Cortina's Comfortable With Intel Inside
Yes, that's right. The cluster of products sold to Cortina late last week -- including Ethernet chips, Sonet/SDH framers, and T1/E1 devices -- was making money, according to Drew Lanza, a Morgenthaler partner and Cortina board member. (See Intel Hands Off to Cortina.)
Cortina hadn't gotten into the black yet but was "close," and the Intel add-ons push the company into profitability (on paper, anyway), Lanza says.
That's probably a surprise to most folks who have watched Intel struggle with its communications efforts the past several years. The selloff of optical networking chips is just the latest move in Intel's cost-cutting; other sales have included the former Dialogic and a line of processors for handsets, the latter going to Marvell Technology Group Ltd. (Nasdaq: MRVL). (See Intel Dumps Dialogic and Marvell Takes a Bit of Intel.)
Cortina's purchase, announced Sept. 11, was made for $115 million and came with a $132 million venture funding package that, according to Lanza, included Intel as an investor. Cortina has now raised around $217 million in four rounds.
It's a significant deal for Cortina. Analyst Jag Bolaria of The Linley Group estimates Cortina was making $30 million a year, and the Intel businesses another $100 million.
"They've gone from just another startup to someone who's distinguishing themselves," says Bolaria, who's been tracking Cortina's progress. "It makes them more credible for what they were selling and gives them a revenue run rate."
Intel won't comment further on the deal, but those close to Cortina say it wasn't a desperation sale.
"Intel sort of picked Cortina as the people to take over that business -- and Intel now owns a piece of Cortina," Lanza says.
Lanza notes that Intel didn't try to toss in extras like the network processor or optical transceiver businesses, two product groups that some have speculated Intel might cut loose: "No, this was very specific. They had this family of chips in mind."
Cortina and Intel started talking in mid-May. "We were one of the few people they approached. They looked at us because of our relationship with the same set of customers they have," says Amir Nayyerhabibi, Cortina's CEO. "They wanted to make sure whoever gets this business unit wants to keep the customers whole."
About 120 Intel employees are affected by the sale. Cortina isn't specifying how many it expects to hire, but Nayyerhabibi says the company should number 160 to 180 employees after the acquisition. Cortina employs roughly 100 today.
Intel isn't saying if any other companies were interested, but Nayyerhabibibi is under the impression that at least one of the public companies in the sector -- that would probably be Applied Micro Circuits Corp. (Nasdaq: AMCC), PMC-Sierra Inc. (Nasdaq: PMCS), or Vitesse Semiconductor Corp. (Nasdaq: VTSS) -- was interested. "We had a very limited time to pull this off because of the competition," he says.
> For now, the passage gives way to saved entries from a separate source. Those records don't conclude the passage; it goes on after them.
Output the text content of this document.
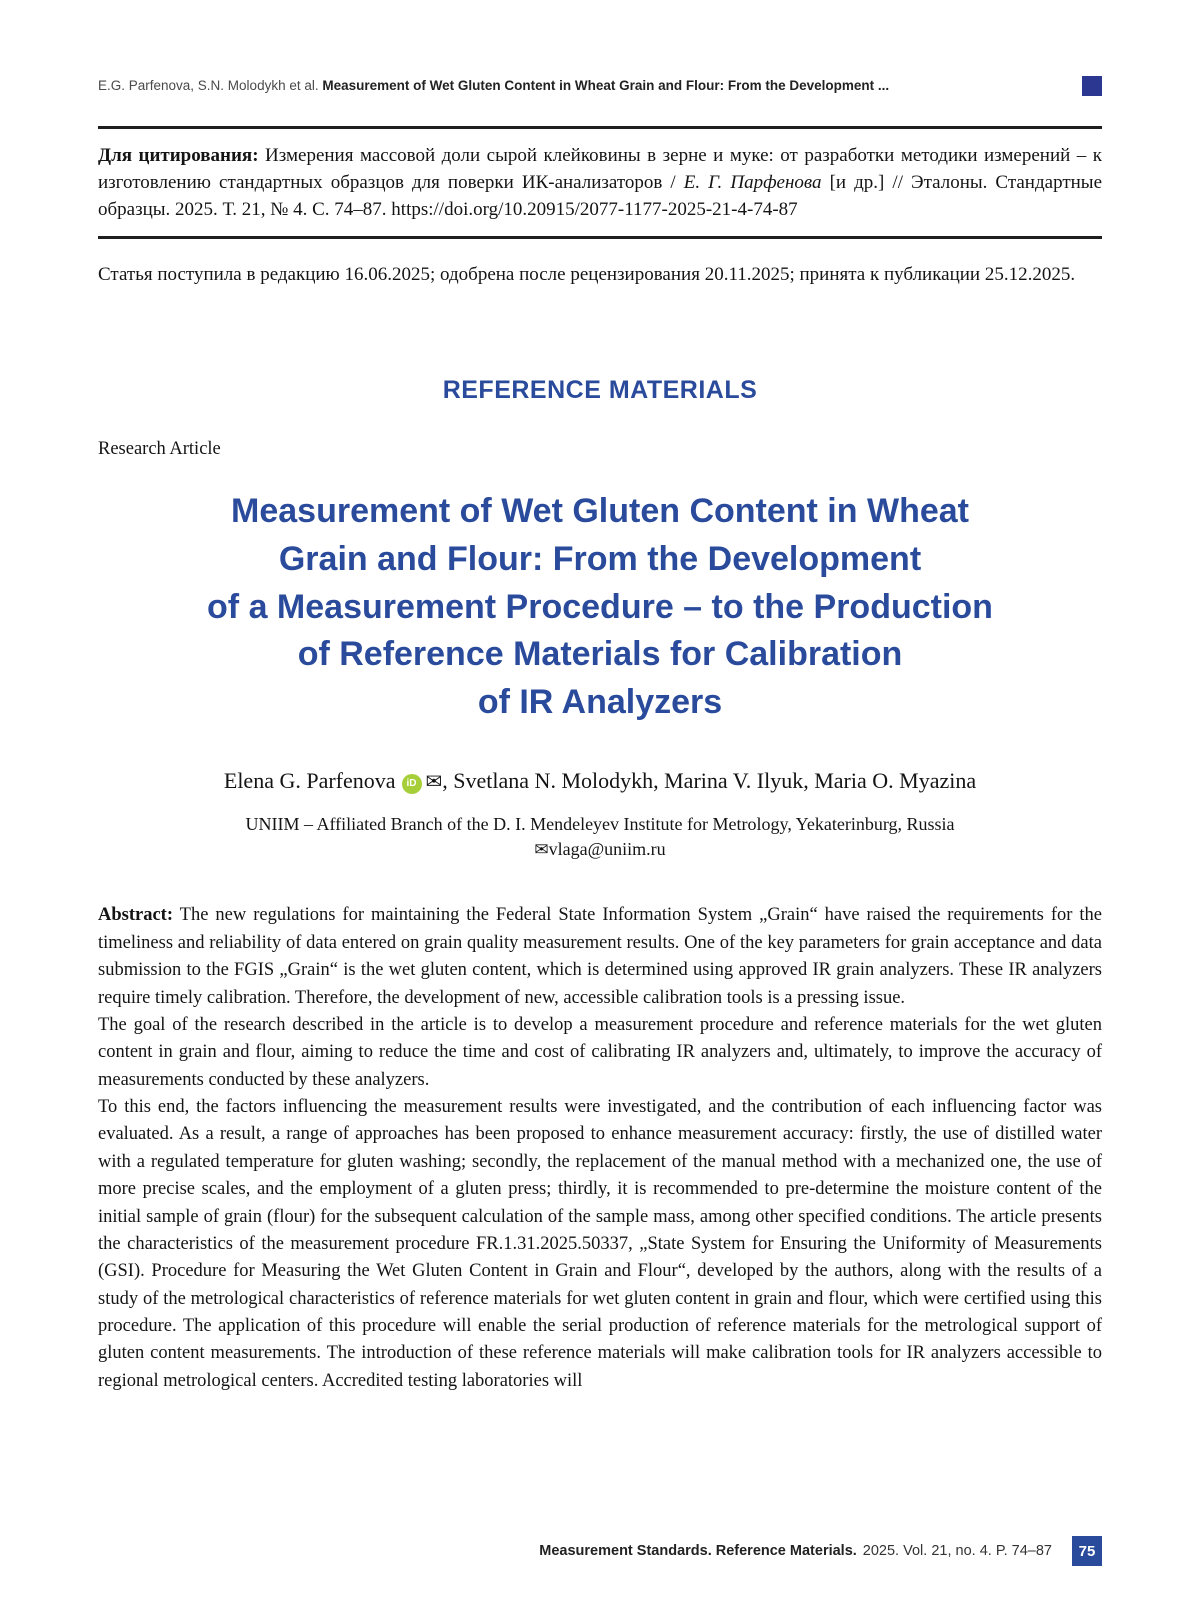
E.G. Parfenova, S.N. Molodykh et al. Measurement of Wet Gluten Content in Wheat Grain and Flour: From the Development ...

Для цитирования: Измерения массовой доли сырой клейковины в зерне и муке: от разработки методики измерений – к изготовлению стандартных образцов для поверки ИК-анализаторов / Е. Г. Парфенова [и др.] // Эталоны. Стандартные образцы. 2025. Т. 21, № 4. С. 74–87. https://doi.org/10.20915/2077-1177-2025-21-4-74-87

Статья поступила в редакцию 16.06.2025; одобрена после рецензирования 20.11.2025; принята к публикации 25.12.2025.

REFERENCE MATERIALS

Research Article

Measurement of Wet Gluten Content in Wheat
Grain and Flour: From the Development
of a Measurement Procedure – to the Production
of Reference Materials for Calibration
of IR Analyzers

Elena G. Parfenova iD ✉, Svetlana N. Molodykh, Marina V. Ilyuk, Maria O. Myazina

UNIIM – Affiliated Branch of the D. I. Mendeleyev Institute for Metrology, Yekaterinburg, Russia

✉vlaga@uniim.ru

Abstract: The new regulations for maintaining the Federal State Information System „Grain“ have raised the requirements for the timeliness and reliability of data entered on grain quality measurement results. One of the key parameters for grain acceptance and data submission to the FGIS „Grain“ is the wet gluten content, which is determined using approved IR grain analyzers. These IR analyzers require timely calibration. Therefore, the development of new, accessible calibration tools is a pressing issue.

The goal of the research described in the article is to develop a measurement procedure and reference materials for the wet gluten content in grain and flour, aiming to reduce the time and cost of calibrating IR analyzers and, ultimately, to improve the accuracy of measurements conducted by these analyzers.

To this end, the factors influencing the measurement results were investigated, and the contribution of each influencing factor was evaluated. As a result, a range of approaches has been proposed to enhance measurement accuracy: firstly, the use of distilled water with a regulated temperature for gluten washing; secondly, the replacement of the manual method with a mechanized one, the use of more precise scales, and the employment of a gluten press; thirdly, it is recommended to pre-determine the moisture content of the initial sample of grain (flour) for the subsequent calculation of the sample mass, among other specified conditions. The article presents the characteristics of the measurement procedure FR.1.31.2025.50337, „State System for Ensuring the Uniformity of Measurements (GSI). Procedure for Measuring the Wet Gluten Content in Grain and Flour“, developed by the authors, along with the results of a study of the metrological characteristics of reference materials for wet gluten content in grain and flour, which were certified using this procedure. The application of this procedure will enable the serial production of reference materials for the metrological support of gluten content measurements. The introduction of these reference materials will make calibration tools for IR analyzers accessible to regional metrological centers. Accredited testing laboratories will

Measurement Standards. Reference Materials. 2025. Vol. 21, no. 4. P. 74–87	75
Lanza says he'd heard that private equity companies were taking a look, too. Firms like Kohlberg Kravis Roberts & Co. (KKR) have been on the hunt for public tech companies to take private, one example being the formation of Avago Technologies Pte. out of the Agilent Technologies Inc. (NYSE: A) semiconductor business. (See Avago Springs From Agilent.) Rumors this week have Freescale Semiconductor Inc. , which began life as a Motorola Computer Group chip spinoff, pegged as a possibility to go private, too.
Jag Bolaria also relays a rumor that some employees from Intel and Level One Communications -- the chip company Intel acquired to kick off its communications push -- tried to arrange a leveraged buyout of the business. "But they couldn't raise the money," he says.
Cortina had already been diversifying, having gotten into metro Ethernet equipment and chassis-based enterprise gear, as well as the Resilient Packet Ring Technology infrastructure that had been its start. Cortina's next move will be to get into the access market, nudging into the territory of Broadcom Corp. (Nasdaq: BRCM) and Marvell Technology Group Ltd. (Nasdaq: MRVL), according to Nayyerhabibi.
All those bits and pieces are nice, but Cortina saw the Intel deal as a chance to become a more serious player more quickly. "Small semiconductor companies are oxymorons. You have to create a bigger business," Nayyerhabibi says.
The next step is to see if Cortina, with its newfound bulk, can start taking share from AMCC, PMC, and Vitesse. "I wouldn't say it's in the bag that they would displace the big guys," Bolaria says. "They should have a good three years of revenue stream and then an opportunity to figure out which products they think have merit. This is a pretty good deal, in contrast to other deals you've been seeing."